Beejane said...
Thank you for writing so honestly. It's hard to see into someone's soul...it leaves a mark on your own.
Have you read Barbara Ehrenreich's book, "Bright Sided". She's a breast cancer survivor who failed to see the bright side of her disease. Here's a brief blurb:
"Ehrenreich explores this world in various ways. She touches on the crass consumerism of the “pink ribbon culture” (you would not believe some of the products that are being pinked and sold in the name of breast cancer research). She explains the prevailing mindset that being positive will help you feel better and even cure you more quickly (mind over matter). She then proceeds to debunk this long-standing myth with the relevant psychological studies; previous studies declaring a link between positive thinking and cancer survival are replete with problems and have been discounted by most researchers.

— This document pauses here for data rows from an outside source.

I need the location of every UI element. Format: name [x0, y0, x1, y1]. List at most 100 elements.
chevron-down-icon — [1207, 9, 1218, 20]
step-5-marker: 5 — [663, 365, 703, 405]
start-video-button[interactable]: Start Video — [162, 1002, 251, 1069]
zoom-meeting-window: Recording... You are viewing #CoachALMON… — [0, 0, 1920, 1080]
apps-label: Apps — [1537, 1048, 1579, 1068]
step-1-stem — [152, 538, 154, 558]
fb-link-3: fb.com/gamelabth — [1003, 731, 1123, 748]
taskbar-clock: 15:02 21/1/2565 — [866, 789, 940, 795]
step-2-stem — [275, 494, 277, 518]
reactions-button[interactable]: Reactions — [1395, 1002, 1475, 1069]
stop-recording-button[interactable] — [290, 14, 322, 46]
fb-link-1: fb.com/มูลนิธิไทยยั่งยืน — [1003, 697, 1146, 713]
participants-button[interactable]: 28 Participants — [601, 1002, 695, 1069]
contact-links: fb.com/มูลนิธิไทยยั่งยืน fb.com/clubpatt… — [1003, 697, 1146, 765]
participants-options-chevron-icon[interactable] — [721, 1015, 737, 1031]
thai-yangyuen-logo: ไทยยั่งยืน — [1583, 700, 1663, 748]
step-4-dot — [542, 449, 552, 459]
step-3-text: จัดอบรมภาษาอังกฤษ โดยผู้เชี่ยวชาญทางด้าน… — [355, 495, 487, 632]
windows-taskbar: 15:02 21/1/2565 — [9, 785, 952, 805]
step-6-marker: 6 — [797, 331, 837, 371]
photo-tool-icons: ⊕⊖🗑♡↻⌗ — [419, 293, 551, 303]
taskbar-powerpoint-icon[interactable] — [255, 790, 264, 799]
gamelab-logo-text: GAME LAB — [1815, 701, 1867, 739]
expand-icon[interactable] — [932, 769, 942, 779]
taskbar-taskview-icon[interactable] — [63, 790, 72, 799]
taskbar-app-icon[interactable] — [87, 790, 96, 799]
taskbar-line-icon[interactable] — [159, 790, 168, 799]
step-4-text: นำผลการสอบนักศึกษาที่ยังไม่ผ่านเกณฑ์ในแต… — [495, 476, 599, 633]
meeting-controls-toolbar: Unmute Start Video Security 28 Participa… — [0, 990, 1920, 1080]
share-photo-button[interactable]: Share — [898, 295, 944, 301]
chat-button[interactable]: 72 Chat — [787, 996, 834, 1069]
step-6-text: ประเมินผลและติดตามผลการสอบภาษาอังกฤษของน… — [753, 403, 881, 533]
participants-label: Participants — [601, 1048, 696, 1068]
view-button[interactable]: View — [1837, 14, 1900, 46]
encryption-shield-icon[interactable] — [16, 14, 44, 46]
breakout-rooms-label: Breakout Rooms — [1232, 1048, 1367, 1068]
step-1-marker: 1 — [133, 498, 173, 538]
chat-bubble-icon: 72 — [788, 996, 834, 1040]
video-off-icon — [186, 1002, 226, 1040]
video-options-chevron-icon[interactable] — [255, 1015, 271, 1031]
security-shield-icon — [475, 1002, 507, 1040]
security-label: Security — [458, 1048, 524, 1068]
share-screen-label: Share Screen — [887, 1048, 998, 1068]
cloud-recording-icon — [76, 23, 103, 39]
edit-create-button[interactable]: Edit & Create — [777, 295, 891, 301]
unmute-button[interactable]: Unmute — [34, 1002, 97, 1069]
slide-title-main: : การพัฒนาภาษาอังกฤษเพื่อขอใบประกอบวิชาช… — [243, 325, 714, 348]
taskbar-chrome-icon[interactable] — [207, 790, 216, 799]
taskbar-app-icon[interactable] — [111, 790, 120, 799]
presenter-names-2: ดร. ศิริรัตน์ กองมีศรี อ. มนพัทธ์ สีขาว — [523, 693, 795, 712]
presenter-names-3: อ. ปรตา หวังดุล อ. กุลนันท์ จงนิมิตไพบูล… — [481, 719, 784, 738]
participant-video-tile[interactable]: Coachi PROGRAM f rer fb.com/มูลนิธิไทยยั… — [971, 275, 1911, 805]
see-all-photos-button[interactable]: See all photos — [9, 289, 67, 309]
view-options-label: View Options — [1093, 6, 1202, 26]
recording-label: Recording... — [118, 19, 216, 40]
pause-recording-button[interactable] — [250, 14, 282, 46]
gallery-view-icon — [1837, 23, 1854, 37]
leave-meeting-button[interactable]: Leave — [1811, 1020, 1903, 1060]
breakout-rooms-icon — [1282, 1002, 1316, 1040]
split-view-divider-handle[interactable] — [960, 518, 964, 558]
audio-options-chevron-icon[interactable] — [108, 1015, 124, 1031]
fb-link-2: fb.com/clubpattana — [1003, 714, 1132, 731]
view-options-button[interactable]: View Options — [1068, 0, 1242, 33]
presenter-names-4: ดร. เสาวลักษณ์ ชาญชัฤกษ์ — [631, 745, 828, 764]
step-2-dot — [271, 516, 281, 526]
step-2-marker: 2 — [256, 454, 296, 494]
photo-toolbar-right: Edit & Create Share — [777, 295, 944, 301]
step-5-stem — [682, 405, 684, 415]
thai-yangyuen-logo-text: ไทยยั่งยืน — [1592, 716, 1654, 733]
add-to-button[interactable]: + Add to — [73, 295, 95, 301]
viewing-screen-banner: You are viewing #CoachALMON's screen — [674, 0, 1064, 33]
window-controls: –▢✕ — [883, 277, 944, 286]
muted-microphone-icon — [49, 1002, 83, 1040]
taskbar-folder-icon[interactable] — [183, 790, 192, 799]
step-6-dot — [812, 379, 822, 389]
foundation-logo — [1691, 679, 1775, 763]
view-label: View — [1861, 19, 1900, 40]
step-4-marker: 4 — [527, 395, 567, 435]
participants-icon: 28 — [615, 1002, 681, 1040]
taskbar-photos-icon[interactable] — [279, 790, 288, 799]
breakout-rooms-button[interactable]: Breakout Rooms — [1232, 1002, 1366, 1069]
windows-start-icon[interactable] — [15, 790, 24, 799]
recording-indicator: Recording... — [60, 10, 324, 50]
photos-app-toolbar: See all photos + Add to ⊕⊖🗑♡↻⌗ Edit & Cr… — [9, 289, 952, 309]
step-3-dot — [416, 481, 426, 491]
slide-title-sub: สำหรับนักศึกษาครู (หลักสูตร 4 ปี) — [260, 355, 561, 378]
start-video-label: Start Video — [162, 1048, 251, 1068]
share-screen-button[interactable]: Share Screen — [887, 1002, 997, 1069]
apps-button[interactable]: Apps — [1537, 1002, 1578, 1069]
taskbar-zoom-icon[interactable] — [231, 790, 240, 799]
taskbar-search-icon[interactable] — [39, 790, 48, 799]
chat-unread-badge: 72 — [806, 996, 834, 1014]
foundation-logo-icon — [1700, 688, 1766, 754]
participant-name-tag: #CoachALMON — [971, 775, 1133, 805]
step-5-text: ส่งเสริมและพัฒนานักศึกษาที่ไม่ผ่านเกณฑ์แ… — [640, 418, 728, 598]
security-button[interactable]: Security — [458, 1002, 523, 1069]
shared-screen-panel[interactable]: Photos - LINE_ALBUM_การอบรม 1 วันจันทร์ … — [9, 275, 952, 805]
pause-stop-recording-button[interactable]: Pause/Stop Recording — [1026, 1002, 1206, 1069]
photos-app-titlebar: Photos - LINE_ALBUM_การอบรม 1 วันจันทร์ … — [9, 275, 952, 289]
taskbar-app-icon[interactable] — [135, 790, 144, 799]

And she goes one step further, proposing that this culture of positivity may in some cases make women feel worse. If they don’t feel positively about their cancer, if they are in fact scared, sad, and angry, they are made to feel guilty and ashamed for feeling the wrong way. The patient is left to feel that since they have negative thoughts, they must be partly to blame for their illness.
Why do Americans discount reality, facts, and science in favour of magical thinking? Ehrenreich takes us through the history and reach of the positive-thinking movement."
So, the Todd I know (not that well) has every right to rage and fall into the depths of despair. You'll get up again, but you should be allowed to express every negative feeling you have without remorse. It's not going to make one bit of difference in what the future holds. If positive thinking helped, my first husband would still be alive. So go ahead. Express yourself and have a pity party. Then go hug your wife. Someday, she will remember those hugs, and not the size of your penis.
Beejane,
That pressure/guilt is a real issue for some of us. I've felt that very deeply, especially early on; that there was essentially no one with whom I could discuss how I was *really* feeling. I made a thread about
that back in June before my RT even started. A number of people responded:
www.healingwell.com/community/default.aspx?f=35&m=2751318Todd, your blog is so honest, and so
open, it seems to validate some of those feelings and lets one know one is not alone in them. It seems difficult to address and cope with them if we just put on a brave face and deny them.